Apakah ada sistem yang mengatur proses perekrutan karyawan? Sudah adakah sistem yang mengatur proses mutasi, rotasi dan promosi? Apabila sudah tersedia sistemnya, apakah diterapkan? dan sudah berapa lama? lalu apakah sistem tersebut pernah di review serta diintegrasikan?

Sesungguhnya banyak alat atau tools untuk mengukur kinerja, salah satunya adalah Baldrige. Ada seperangkat ukuran penilaian kinerja organisasi yang semula dipakai pemerintah Amerika Serikat (AS) dengan nama Kriteria Keunggulan Kinerja Malcolm Baldrige. Sekarang disebut Baldrige Excellence Framework.

Nama "Baldrige" diberikan sebagai bentuk penghormatan kepada Malcolm Baldrige yang menjabat sebagai Menteri Perdagangan AS periode 1981-1987 yang kala itu berjasa terhadap peningkatan manajemen kualitas di AS.

Tools Baldrige ini kemudian diadopsi oleh Kementerian Badan Usaha Milik Negara (BUMN) menjadi kinerja ekselen dengan nama Kriteria Penilaian Kinerja Unggul (KPKU). Bentuknya adalah rangakaian pertanyaan tentang berbagai aspek fundamental pengelolaan organisasi.

Pertanyaan-pertanyaan tersebut dikelompokkan ke dalam tujuh kategori meliputi kepemimpinan, perencanaan strategis, fokus pada pelanggan, pengukuran, analisis, dan manajemen pengetahuan, fokus pada tenaga kerja, fokus pada operasi dan hasil (result).

Kehadiran kinerja ekselen tidak serta merta menggantikan tools yang lain semisal Balance Scorecard, atau International Organization for Standardization/ISO namun kehadirannnya justru mengintegrasikan tools tersebut.
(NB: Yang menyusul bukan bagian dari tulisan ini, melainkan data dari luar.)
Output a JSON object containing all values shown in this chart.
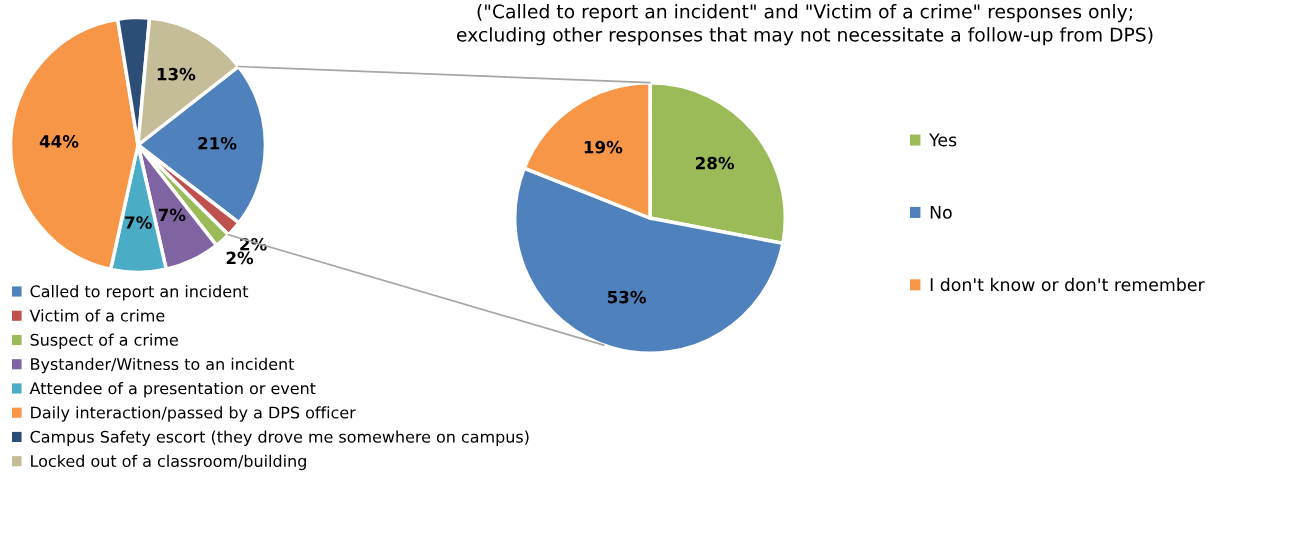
{
  "chart_data": [
    {
      "type": "pie",
      "categories": [
        "Called to report an incident",
        "Victim of a crime",
        "Suspect of a crime",
        "Bystander/Witness to an incident",
        "Attendee of a presentation or event",
        "Daily interaction/passed by a DPS officer",
        "Campus Safety escort (they drove me somewhere on campus)",
        "Locked out of a classroom/building"
      ],
      "values": [
        21,
        2,
        2,
        7,
        7,
        44,
        4,
        13
      ],
      "value_labels": [
        "21%",
        "2%",
        "2%",
        "7%",
        "7%",
        "44%",
        null,
        "13%"
      ],
      "colors": [
        "#4f81bd",
        "#c0504d",
        "#9bbb59",
        "#8064a2",
        "#4bacc6",
        "#f79646",
        "#2c4d75",
        "#c4bd97"
      ],
      "legend": "bottom"
    },
    {
      "type": "pie",
      "subtitle": "(\"Called to report an incident\" and \"Victim of a crime\" responses only;\nexcluding other responses that may not necessitate a follow-up from DPS)",
      "categories": [
        "Yes",
        "No",
        "I don't know or don't remember"
      ],
      "values": [
        28,
        53,
        19
      ],
      "value_labels": [
        "28%",
        "53%",
        "19%"
      ],
      "colors": [
        "#9bbb59",
        "#4f81bd",
        "#f79646"
      ],
      "legend": "right"
    }
  ]
}
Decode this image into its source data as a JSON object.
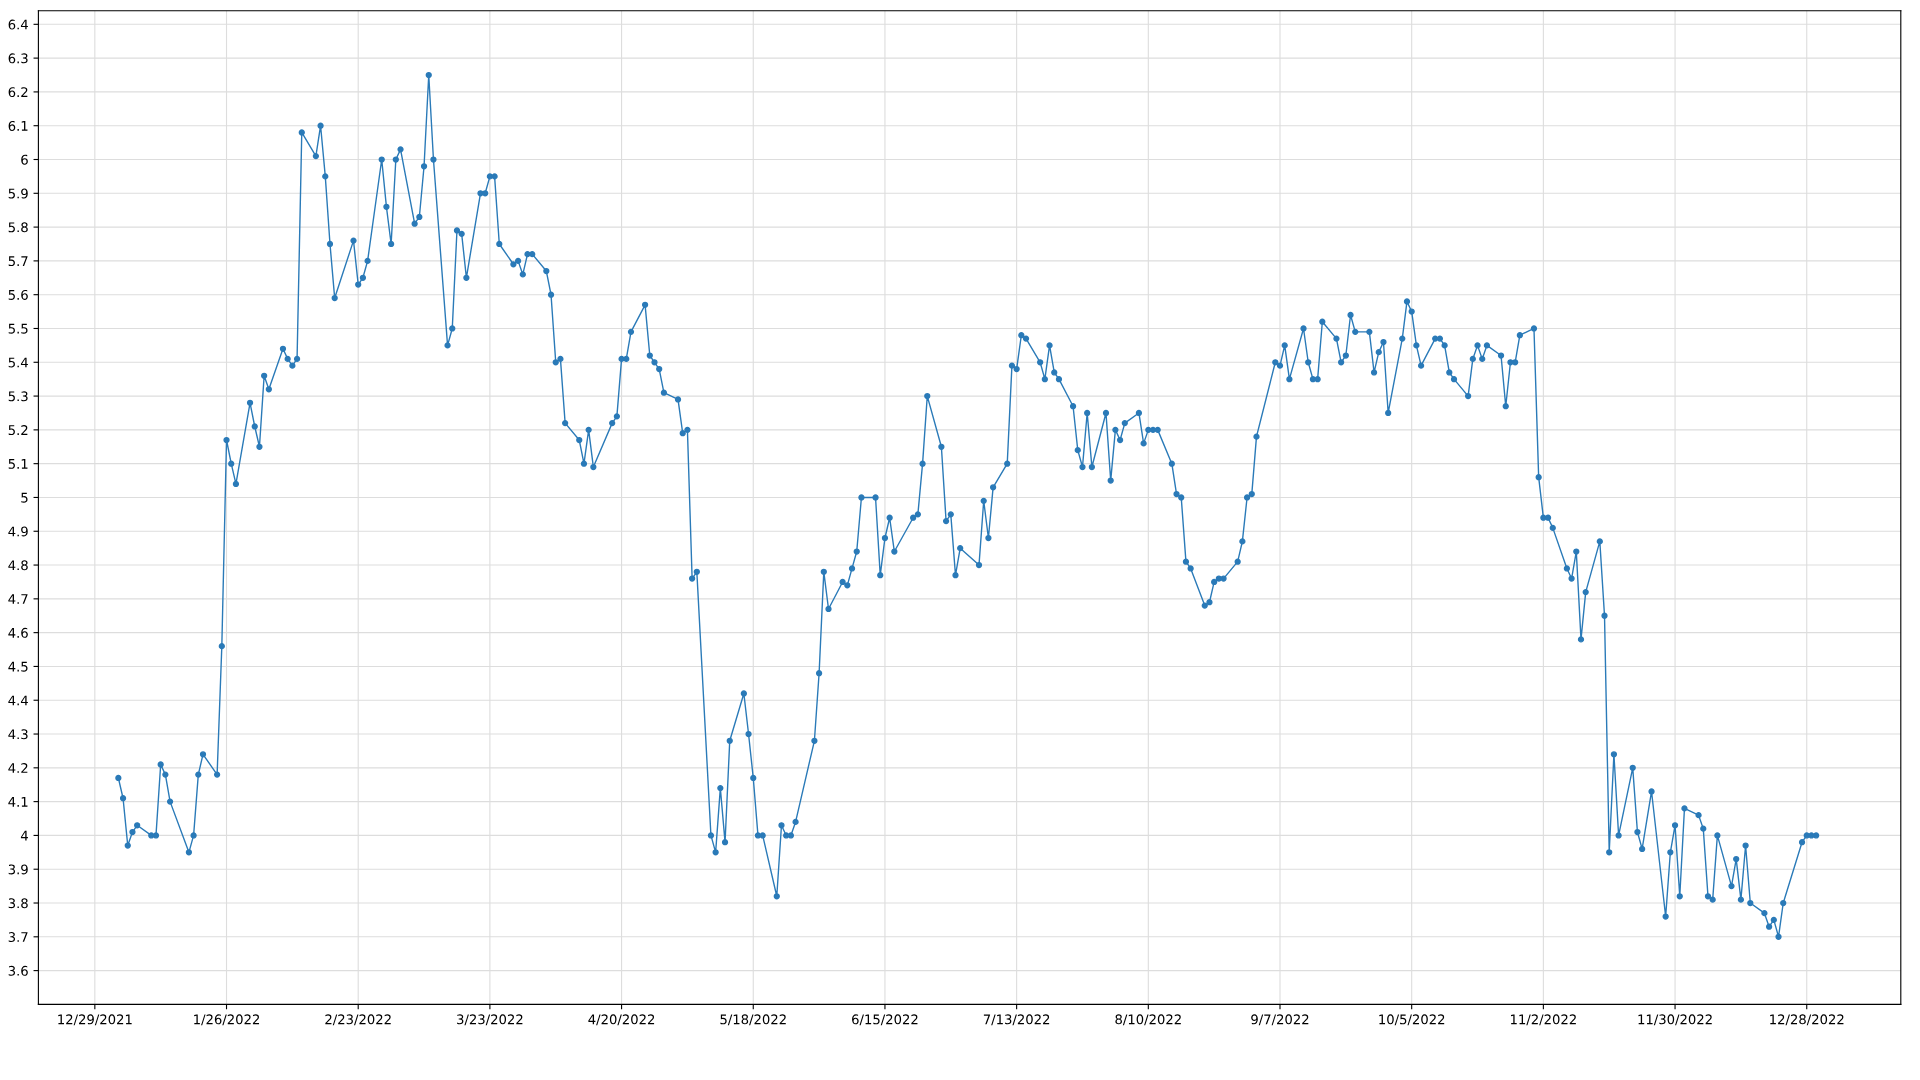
{
  "chart_data": {
    "type": "line",
    "x": [
      "2022-01-03",
      "2022-01-04",
      "2022-01-05",
      "2022-01-06",
      "2022-01-07",
      "2022-01-10",
      "2022-01-11",
      "2022-01-12",
      "2022-01-13",
      "2022-01-14",
      "2022-01-18",
      "2022-01-19",
      "2022-01-20",
      "2022-01-21",
      "2022-01-24",
      "2022-01-25",
      "2022-01-26",
      "2022-01-27",
      "2022-01-28",
      "2022-01-31",
      "2022-02-01",
      "2022-02-02",
      "2022-02-03",
      "2022-02-04",
      "2022-02-07",
      "2022-02-08",
      "2022-02-09",
      "2022-02-10",
      "2022-02-11",
      "2022-02-14",
      "2022-02-15",
      "2022-02-16",
      "2022-02-17",
      "2022-02-18",
      "2022-02-22",
      "2022-02-23",
      "2022-02-24",
      "2022-02-25",
      "2022-02-28",
      "2022-03-01",
      "2022-03-02",
      "2022-03-03",
      "2022-03-04",
      "2022-03-07",
      "2022-03-08",
      "2022-03-09",
      "2022-03-10",
      "2022-03-11",
      "2022-03-14",
      "2022-03-15",
      "2022-03-16",
      "2022-03-17",
      "2022-03-18",
      "2022-03-21",
      "2022-03-22",
      "2022-03-23",
      "2022-03-24",
      "2022-03-25",
      "2022-03-28",
      "2022-03-29",
      "2022-03-30",
      "2022-03-31",
      "2022-04-01",
      "2022-04-04",
      "2022-04-05",
      "2022-04-06",
      "2022-04-07",
      "2022-04-08",
      "2022-04-11",
      "2022-04-12",
      "2022-04-13",
      "2022-04-14",
      "2022-04-18",
      "2022-04-19",
      "2022-04-20",
      "2022-04-21",
      "2022-04-22",
      "2022-04-25",
      "2022-04-26",
      "2022-04-27",
      "2022-04-28",
      "2022-04-29",
      "2022-05-02",
      "2022-05-03",
      "2022-05-04",
      "2022-05-05",
      "2022-05-06",
      "2022-05-09",
      "2022-05-10",
      "2022-05-11",
      "2022-05-12",
      "2022-05-13",
      "2022-05-16",
      "2022-05-17",
      "2022-05-18",
      "2022-05-19",
      "2022-05-20",
      "2022-05-23",
      "2022-05-24",
      "2022-05-25",
      "2022-05-26",
      "2022-05-27",
      "2022-05-31",
      "2022-06-01",
      "2022-06-02",
      "2022-06-03",
      "2022-06-06",
      "2022-06-07",
      "2022-06-08",
      "2022-06-09",
      "2022-06-10",
      "2022-06-13",
      "2022-06-14",
      "2022-06-15",
      "2022-06-16",
      "2022-06-17",
      "2022-06-21",
      "2022-06-22",
      "2022-06-23",
      "2022-06-24",
      "2022-06-27",
      "2022-06-28",
      "2022-06-29",
      "2022-06-30",
      "2022-07-01",
      "2022-07-05",
      "2022-07-06",
      "2022-07-07",
      "2022-07-08",
      "2022-07-11",
      "2022-07-12",
      "2022-07-13",
      "2022-07-14",
      "2022-07-15",
      "2022-07-18",
      "2022-07-19",
      "2022-07-20",
      "2022-07-21",
      "2022-07-22",
      "2022-07-25",
      "2022-07-26",
      "2022-07-27",
      "2022-07-28",
      "2022-07-29",
      "2022-08-01",
      "2022-08-02",
      "2022-08-03",
      "2022-08-04",
      "2022-08-05",
      "2022-08-08",
      "2022-08-09",
      "2022-08-10",
      "2022-08-11",
      "2022-08-12",
      "2022-08-15",
      "2022-08-16",
      "2022-08-17",
      "2022-08-18",
      "2022-08-19",
      "2022-08-22",
      "2022-08-23",
      "2022-08-24",
      "2022-08-25",
      "2022-08-26",
      "2022-08-29",
      "2022-08-30",
      "2022-08-31",
      "2022-09-01",
      "2022-09-02",
      "2022-09-06",
      "2022-09-07",
      "2022-09-08",
      "2022-09-09",
      "2022-09-12",
      "2022-09-13",
      "2022-09-14",
      "2022-09-15",
      "2022-09-16",
      "2022-09-19",
      "2022-09-20",
      "2022-09-21",
      "2022-09-22",
      "2022-09-23",
      "2022-09-26",
      "2022-09-27",
      "2022-09-28",
      "2022-09-29",
      "2022-09-30",
      "2022-10-03",
      "2022-10-04",
      "2022-10-05",
      "2022-10-06",
      "2022-10-07",
      "2022-10-10",
      "2022-10-11",
      "2022-10-12",
      "2022-10-13",
      "2022-10-14",
      "2022-10-17",
      "2022-10-18",
      "2022-10-19",
      "2022-10-20",
      "2022-10-21",
      "2022-10-24",
      "2022-10-25",
      "2022-10-26",
      "2022-10-27",
      "2022-10-28",
      "2022-10-31",
      "2022-11-01",
      "2022-11-02",
      "2022-11-03",
      "2022-11-04",
      "2022-11-07",
      "2022-11-08",
      "2022-11-09",
      "2022-11-10",
      "2022-11-11",
      "2022-11-14",
      "2022-11-15",
      "2022-11-16",
      "2022-11-17",
      "2022-11-18",
      "2022-11-21",
      "2022-11-22",
      "2022-11-23",
      "2022-11-25",
      "2022-11-28",
      "2022-11-29",
      "2022-11-30",
      "2022-12-01",
      "2022-12-02",
      "2022-12-05",
      "2022-12-06",
      "2022-12-07",
      "2022-12-08",
      "2022-12-09",
      "2022-12-12",
      "2022-12-13",
      "2022-12-14",
      "2022-12-15",
      "2022-12-16",
      "2022-12-19",
      "2022-12-20",
      "2022-12-21",
      "2022-12-22",
      "2022-12-23",
      "2022-12-27",
      "2022-12-28",
      "2022-12-29",
      "2022-12-30"
    ],
    "series": [
      {
        "color": "#2a7ab8",
        "values": [
          4.17,
          4.11,
          3.97,
          4.01,
          4.03,
          4.0,
          4.0,
          4.21,
          4.18,
          4.1,
          3.95,
          4.0,
          4.18,
          4.24,
          4.18,
          4.56,
          5.17,
          5.1,
          5.04,
          5.28,
          5.21,
          5.15,
          5.36,
          5.32,
          5.44,
          5.41,
          5.39,
          5.41,
          6.08,
          6.01,
          6.1,
          5.95,
          5.75,
          5.59,
          5.76,
          5.63,
          5.65,
          5.7,
          6.0,
          5.86,
          5.75,
          6.0,
          6.03,
          5.81,
          5.83,
          5.98,
          6.25,
          6.0,
          5.45,
          5.5,
          5.79,
          5.78,
          5.65,
          5.9,
          5.9,
          5.95,
          5.95,
          5.75,
          5.69,
          5.7,
          5.66,
          5.72,
          5.72,
          5.67,
          5.6,
          5.4,
          5.41,
          5.22,
          5.17,
          5.1,
          5.2,
          5.09,
          5.22,
          5.24,
          5.41,
          5.41,
          5.49,
          5.57,
          5.42,
          5.4,
          5.38,
          5.31,
          5.29,
          5.19,
          5.2,
          4.76,
          4.78,
          4.0,
          3.95,
          4.14,
          3.98,
          4.28,
          4.42,
          4.3,
          4.17,
          4.0,
          4.0,
          3.82,
          4.03,
          4.0,
          4.0,
          4.04,
          4.28,
          4.48,
          4.78,
          4.67,
          4.75,
          4.74,
          4.79,
          4.84,
          5.0,
          5.0,
          4.77,
          4.88,
          4.94,
          4.84,
          4.94,
          4.95,
          5.1,
          5.3,
          5.15,
          4.93,
          4.95,
          4.77,
          4.85,
          4.8,
          4.99,
          4.88,
          5.03,
          5.1,
          5.39,
          5.38,
          5.48,
          5.47,
          5.4,
          5.35,
          5.45,
          5.37,
          5.35,
          5.27,
          5.14,
          5.09,
          5.25,
          5.09,
          5.25,
          5.05,
          5.2,
          5.17,
          5.22,
          5.25,
          5.16,
          5.2,
          5.2,
          5.2,
          5.1,
          5.01,
          5.0,
          4.81,
          4.79,
          4.68,
          4.69,
          4.75,
          4.76,
          4.76,
          4.81,
          4.87,
          5.0,
          5.01,
          5.18,
          5.4,
          5.39,
          5.45,
          5.35,
          5.5,
          5.4,
          5.35,
          5.35,
          5.52,
          5.47,
          5.4,
          5.42,
          5.54,
          5.49,
          5.49,
          5.37,
          5.43,
          5.46,
          5.25,
          5.47,
          5.58,
          5.55,
          5.45,
          5.39,
          5.47,
          5.47,
          5.45,
          5.37,
          5.35,
          5.3,
          5.41,
          5.45,
          5.41,
          5.45,
          5.42,
          5.27,
          5.4,
          5.4,
          5.48,
          5.5,
          5.06,
          4.94,
          4.94,
          4.91,
          4.79,
          4.76,
          4.84,
          4.58,
          4.72,
          4.87,
          4.65,
          3.95,
          4.24,
          4.0,
          4.2,
          4.01,
          3.96,
          4.13,
          3.76,
          3.95,
          4.03,
          3.82,
          4.08,
          4.06,
          4.02,
          3.82,
          3.81,
          4.0,
          3.85,
          3.93,
          3.81,
          3.97,
          3.8,
          3.77,
          3.73,
          3.75,
          3.7,
          3.8,
          3.98,
          4.0,
          4.0,
          4.0
        ]
      }
    ],
    "xlim": [
      "2021-12-17",
      "2023-01-17"
    ],
    "xticks": [
      {
        "value": "2021-12-29",
        "label": "12/29/2021"
      },
      {
        "value": "2022-01-26",
        "label": "1/26/2022"
      },
      {
        "value": "2022-02-23",
        "label": "2/23/2022"
      },
      {
        "value": "2022-03-23",
        "label": "3/23/2022"
      },
      {
        "value": "2022-04-20",
        "label": "4/20/2022"
      },
      {
        "value": "2022-05-18",
        "label": "5/18/2022"
      },
      {
        "value": "2022-06-15",
        "label": "6/15/2022"
      },
      {
        "value": "2022-07-13",
        "label": "7/13/2022"
      },
      {
        "value": "2022-08-10",
        "label": "8/10/2022"
      },
      {
        "value": "2022-09-07",
        "label": "9/7/2022"
      },
      {
        "value": "2022-10-05",
        "label": "10/5/2022"
      },
      {
        "value": "2022-11-02",
        "label": "11/2/2022"
      },
      {
        "value": "2022-11-30",
        "label": "11/30/2022"
      },
      {
        "value": "2022-12-28",
        "label": "12/28/2022"
      }
    ],
    "ylim": [
      3.5,
      6.44
    ],
    "yticks": [
      3.6,
      3.7,
      3.8,
      3.9,
      4,
      4.1,
      4.2,
      4.3,
      4.4,
      4.5,
      4.6,
      4.7,
      4.8,
      4.9,
      5,
      5.1,
      5.2,
      5.3,
      5.4,
      5.5,
      5.6,
      5.7,
      5.8,
      5.9,
      6,
      6.1,
      6.2,
      6.3,
      6.4
    ],
    "grid": true,
    "marker": "circle",
    "line_style": "solid"
  }
}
KPKU ini digadang-gadang sebagai pendekatan yang terstruktur untuk perbaikan kinerja. Selain itu, KPKU dipercaya sebagai yang terdepan dalam menyerap praktik terbaik manajemen yang sudah teruji (validated best management practice).

Apabila sudah diperoleh hasil penilaian atas kinerja, apa yang harus dilakukan? Bukankah segala sesuatu tidak boleh berhenti di penilaian, atau angka, namun harus ada tindaklanjut perbaikannya? Ternyata memang proses tidak berhenti sampai disitu, namun penilaian komprehensif lewat asesmen tadi telah mencerminkan hasil yang terukur.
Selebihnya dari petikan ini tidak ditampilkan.